Viver de esmola em absoluto silêncio, em total disciplina, meditando em posição de lótus durante 12 das 24 horas do dia, sem qualquer contato físico com outra pessoa, em respeito a todos os seres -inclusive baratas, escorpiões, cobras e sapos!-, lavando sua própria roupa, seus pratos, arrumando sua cama.

Sem poder ler, sem poder escrever, sem usar um tocador de mp3 ou CD, sem computador, iPad, e-mail, Facebook. Sem telefone.

A Folha participou do Curso de Meditação Vipassana, um retiro espiritual de dez dias. Baseado em tradição de 2.500 anos, o Vipassana, diz o site, deriva de ensinamentos deixados pelo próprio Buda, transmitidos de geração em geração até hoje.

Dez dias sem saber se o Corinthians sagrou-se campeão mundial de clubes, se o José Dirceu foi preso, se a mãe comprou seu presente de Natal, se o mundo acabou como previram os maias. Dez dias para viver como um monge ou uma monja, praticando os ensinamentos de Buda.

Atrás da promessa da "erradicação das impurezas mentais, da suprema felicidade e da erradicação essencial do sofrimento" (é pouco?), 60 homens e 60 mulheres aterrissaram no dia 12 de dezembro na fazenda Dhamma Santi, área rural de Miguel Pereira (120 km do Rio).

Foram todos logo orientados a deixar objetos de valor (dinheiro, documentos, celulares e câmeras) na portaria.

Quem imaginava um spa de extração orientalista para relaxar em meio a nuvens de incenso, relicários de Buda e bandeiras de oração coloridas ao vento, à moda tibetana, tomou o primeiro susto.

Zero incenso, zero imagem de Buda, zero bandeira colorida. E zero pagamento (os organizadores só aceitam doações, em qualquer valor, de quem passar dez dias lá).

As paredes de tijolo aparente não contêm um só adereço. Das lindas trilhas abertas nas montanhas recobertas de mata atlântica só podem ser percorridos menos de cem metros que separam os dormitórios do salão de meditação e do refeitório.

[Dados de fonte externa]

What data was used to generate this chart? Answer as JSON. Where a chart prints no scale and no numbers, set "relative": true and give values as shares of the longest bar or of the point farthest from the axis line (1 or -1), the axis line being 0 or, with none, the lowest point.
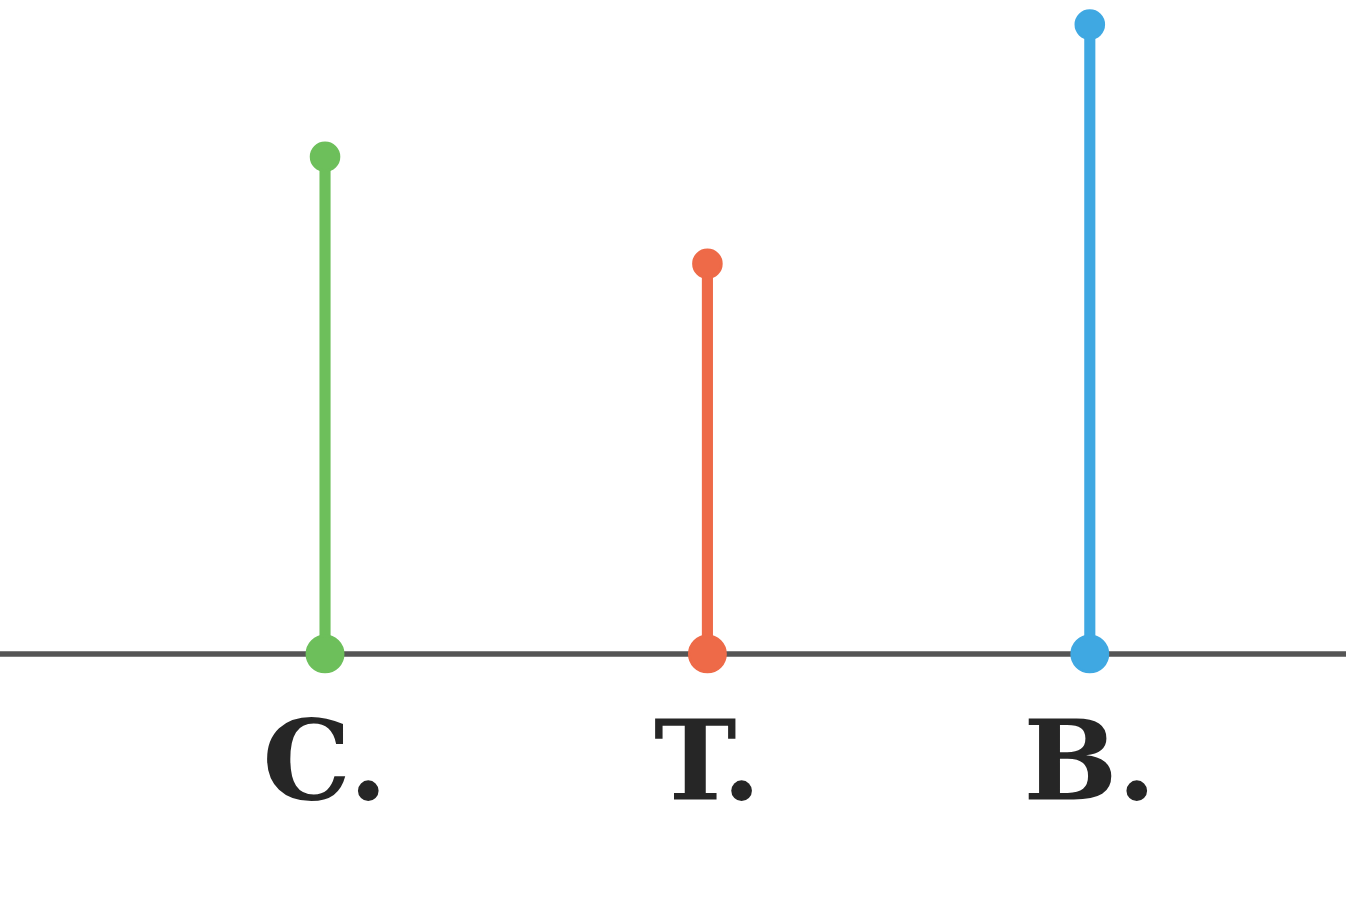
{
  "chart_data": {
    "type": "lollipop",
    "relative": true,
    "categories": [
      "C.",
      "T.",
      "B."
    ],
    "values": [
      0.79,
      0.62,
      1.0
    ],
    "colors": [
      "#6dbf5b",
      "#ee6a48",
      "#3fa8e2"
    ],
    "marker": "circle"
  }
}
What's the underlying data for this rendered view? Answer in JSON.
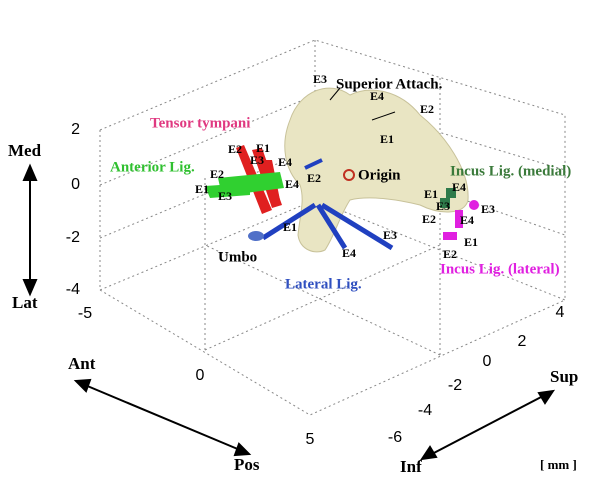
{
  "axes": {
    "vertical": {
      "ticks": [
        "2",
        "0",
        "-2",
        "-4"
      ],
      "positive": "Med",
      "negative": "Lat"
    },
    "ant_pos": {
      "ticks": [
        "-5",
        "0",
        "5"
      ],
      "negative": "Ant",
      "positive": "Pos"
    },
    "inf_sup": {
      "ticks": [
        "4",
        "2",
        "0",
        "-2",
        "-4",
        "-6"
      ],
      "positive": "Sup",
      "negative": "Inf"
    },
    "unit": "[ mm ]"
  },
  "structures": [
    {
      "name": "Superior Attach.",
      "points": [
        "E3",
        "E4",
        "E2",
        "E1"
      ]
    },
    {
      "name": "Tensor tympani",
      "points": [
        "E2",
        "E1",
        "E3",
        "E4"
      ]
    },
    {
      "name": "Anterior Lig.",
      "points": [
        "E2",
        "E1",
        "E3",
        "E4"
      ]
    },
    {
      "name": "Lateral Lig.",
      "points": [
        "E2",
        "E1",
        "E4",
        "E3"
      ]
    },
    {
      "name": "Incus Lig. (medial)",
      "points": [
        "E1",
        "E4",
        "E3",
        "E2"
      ]
    },
    {
      "name": "Incus Lig. (lateral)",
      "points": [
        "E3",
        "E4",
        "E2",
        "E1"
      ]
    }
  ],
  "origin": "Origin",
  "umbo": "Umbo"
}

O restante está interditado por placas que avisam: "Limite". Dali não se passa.

É claro que fumar não pode, como também não pode beber, usar calmantes "ou qualquer tipo de intoxicante". Então, fica-se assim: das 24 horas do dia, 12 horas serão dedicadas à meditação e 12 horas servirão para dormir, alimentar-se, descansar, cuidar da higiene.

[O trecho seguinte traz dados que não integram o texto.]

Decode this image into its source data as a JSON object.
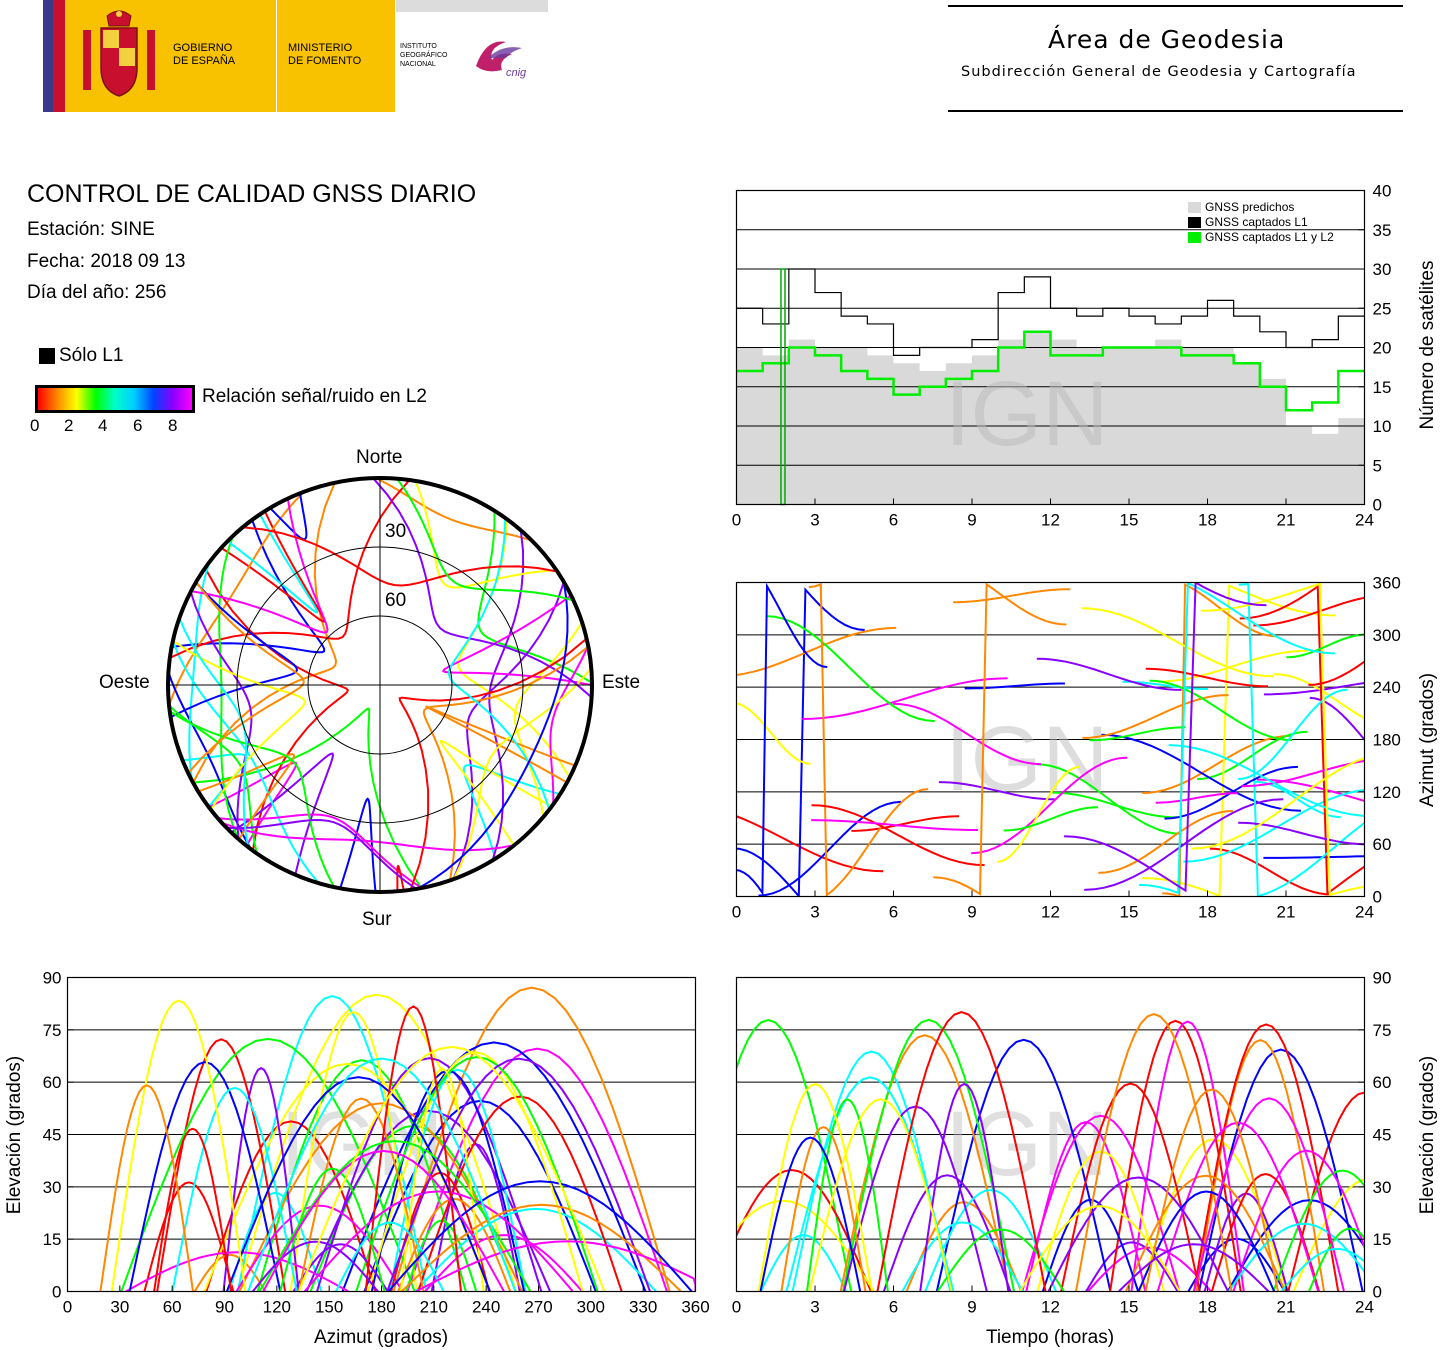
{
  "header": {
    "gov_line1": "GOBIERNO",
    "gov_line2": "DE ESPAÑA",
    "min_line1": "MINISTERIO",
    "min_line2": "DE FOMENTO",
    "ign_line1": "INSTITUTO",
    "ign_line2": "GEOGRÁFICO",
    "ign_line3": "NACIONAL",
    "cnig_logo": "cnig",
    "area_title": "Área de Geodesia",
    "area_subtitle": "Subdirección General de Geodesia y Cartografía",
    "colors": {
      "red": "#c8102e",
      "yellow": "#f8c200"
    }
  },
  "info": {
    "title": "CONTROL DE CALIDAD GNSS DIARIO",
    "station": "Estación: SINE",
    "date": "Fecha: 2018 09 13",
    "doy": "Día del año: 256"
  },
  "legend": {
    "only_l1": "Sólo L1",
    "snr_label": "Relación señal/ruido en L2",
    "snr_ticks": [
      "0",
      "2",
      "4",
      "6",
      "8"
    ],
    "colors": [
      "#ff0000",
      "#ff8800",
      "#ffff00",
      "#00ff00",
      "#00ffff",
      "#0000ff",
      "#8800ff",
      "#ff00ff"
    ]
  },
  "watermark": "IGN",
  "chart_data": [
    {
      "type": "polar-skyplot",
      "labels": {
        "north": "Norte",
        "south": "Sur",
        "east": "Este",
        "west": "Oeste"
      },
      "rings": [
        "30",
        "60"
      ]
    },
    {
      "type": "area",
      "xlabel": "",
      "ylabel": "Número de satélites",
      "xlim": [
        0,
        24
      ],
      "ylim": [
        0,
        40
      ],
      "xticks": [
        "0",
        "3",
        "6",
        "9",
        "12",
        "15",
        "18",
        "21",
        "24"
      ],
      "yticks": [
        "0",
        "5",
        "10",
        "15",
        "20",
        "25",
        "30",
        "35",
        "40"
      ],
      "legend": [
        "GNSS predichos",
        "GNSS captados L1",
        "GNSS captados L1 y L2"
      ],
      "series": [
        {
          "name": "GNSS predichos",
          "color": "#d9d9d9",
          "x": [
            0,
            1,
            2,
            3,
            4,
            5,
            6,
            7,
            8,
            9,
            10,
            11,
            12,
            13,
            14,
            15,
            16,
            17,
            18,
            19,
            20,
            21,
            22,
            23,
            24
          ],
          "values": [
            20,
            19,
            21,
            20,
            20,
            19,
            18,
            17,
            18,
            19,
            21,
            22,
            21,
            20,
            20,
            20,
            21,
            20,
            20,
            18,
            16,
            10,
            9,
            11,
            11
          ]
        },
        {
          "name": "GNSS captados L1",
          "color": "#000000",
          "x": [
            0,
            1,
            2,
            3,
            4,
            5,
            6,
            7,
            8,
            9,
            10,
            11,
            12,
            13,
            14,
            15,
            16,
            17,
            18,
            19,
            20,
            21,
            22,
            23,
            24
          ],
          "values": [
            25,
            23,
            30,
            27,
            24,
            23,
            19,
            20,
            20,
            21,
            27,
            29,
            25,
            24,
            25,
            24,
            23,
            24,
            26,
            24,
            22,
            20,
            21,
            24,
            24
          ]
        },
        {
          "name": "GNSS captados L1 y L2",
          "color": "#00ee00",
          "x": [
            0,
            1,
            2,
            3,
            4,
            5,
            6,
            7,
            8,
            9,
            10,
            11,
            12,
            13,
            14,
            15,
            16,
            17,
            18,
            19,
            20,
            21,
            22,
            23,
            24
          ],
          "values": [
            17,
            18,
            20,
            19,
            17,
            16,
            14,
            15,
            16,
            17,
            20,
            22,
            19,
            19,
            20,
            20,
            20,
            19,
            19,
            18,
            15,
            12,
            13,
            17,
            17
          ]
        }
      ]
    },
    {
      "type": "scatter",
      "xlabel": "",
      "ylabel": "Azimut (grados)",
      "xlim": [
        0,
        24
      ],
      "ylim": [
        0,
        360
      ],
      "xticks": [
        "0",
        "3",
        "6",
        "9",
        "12",
        "15",
        "18",
        "21",
        "24"
      ],
      "yticks": [
        "0",
        "60",
        "120",
        "180",
        "240",
        "300",
        "360"
      ]
    },
    {
      "type": "scatter",
      "xlabel": "Azimut (grados)",
      "ylabel": "Elevación (grados)",
      "xlim": [
        0,
        360
      ],
      "ylim": [
        0,
        90
      ],
      "xticks": [
        "0",
        "30",
        "60",
        "90",
        "120",
        "150",
        "180",
        "210",
        "240",
        "270",
        "300",
        "330",
        "360"
      ],
      "yticks": [
        "0",
        "15",
        "30",
        "45",
        "60",
        "75",
        "90"
      ]
    },
    {
      "type": "scatter",
      "xlabel": "Tiempo (horas)",
      "ylabel": "Elevación (grados)",
      "xlim": [
        0,
        24
      ],
      "ylim": [
        0,
        90
      ],
      "xticks": [
        "0",
        "3",
        "6",
        "9",
        "12",
        "15",
        "18",
        "21",
        "24"
      ],
      "yticks": [
        "0",
        "15",
        "30",
        "45",
        "60",
        "75",
        "90"
      ]
    }
  ]
}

"Não tem milagre ou mágica. Não adianta focalizar a mente em uma imagem, em uma cor, em um som" [refere-se àquele "ommmm" pronunciado com os olhos fechados], avisa o professor birmanês Satya Narayan Goenka, 88, principal mestre de Vipassana hoje em atividade.

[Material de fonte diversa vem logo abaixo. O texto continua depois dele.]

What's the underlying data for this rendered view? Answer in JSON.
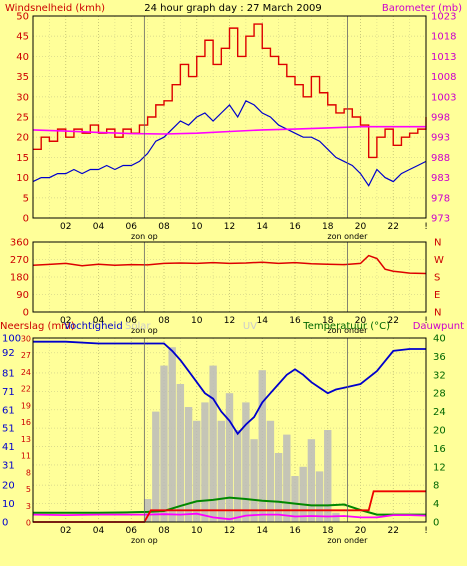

A voz de Goenka gravada em CDs é a única que se ouve no curso. Ele canta, recita ensinamentos em páli (a língua falada no norte da Índia no tempo de Buda), explica em inglês (tudo com tradução).

A ideia da meditação Vipassana é transformar a mente em um scanner que percorre cada parte do corpo, localizando as sensações agradáveis, desagradáveis, fortes e tênues que se manifestam. Então, usando de "equanimidade" (sem avidez ou aversão), vê-se como elas, impermanentes, efêmeras e mutáveis ("Anicca", em páli), dissolvem-se por si mesmas.

Segundo Goenka, "o autoconhecimento baseado na observação resulta numa mente em equilíbrio, cheia de amor e compaixão".

Mas haja força de vontade. Nos dois primeiros dias, é o próprio Goenka quem avisa: "A coluna dói, a cabeça dói (muito), pensa-se em desistir". Tem mais: o tempo não passa, a claustrofobia pega, a chuvarada deixa o retiro às escuras durante dois dias, aparecem pelo menos três sapos, uma cobra coral (megavenenosa), duas baratas, um escorpião e um caramujo, fora os pernilongos.

Duas mulheres não aguentam e "fogem", depois de crises de choro (há testemunhas), dores nas costas (nem precisa) e talvez fome.

A reportagem da Folha emagreceu 3,5 kg nos dez dias de saborosa alimentação vegetariana. Ainda não sabe se está com a mente mais equilibrada, "cheia de amor e compaixão".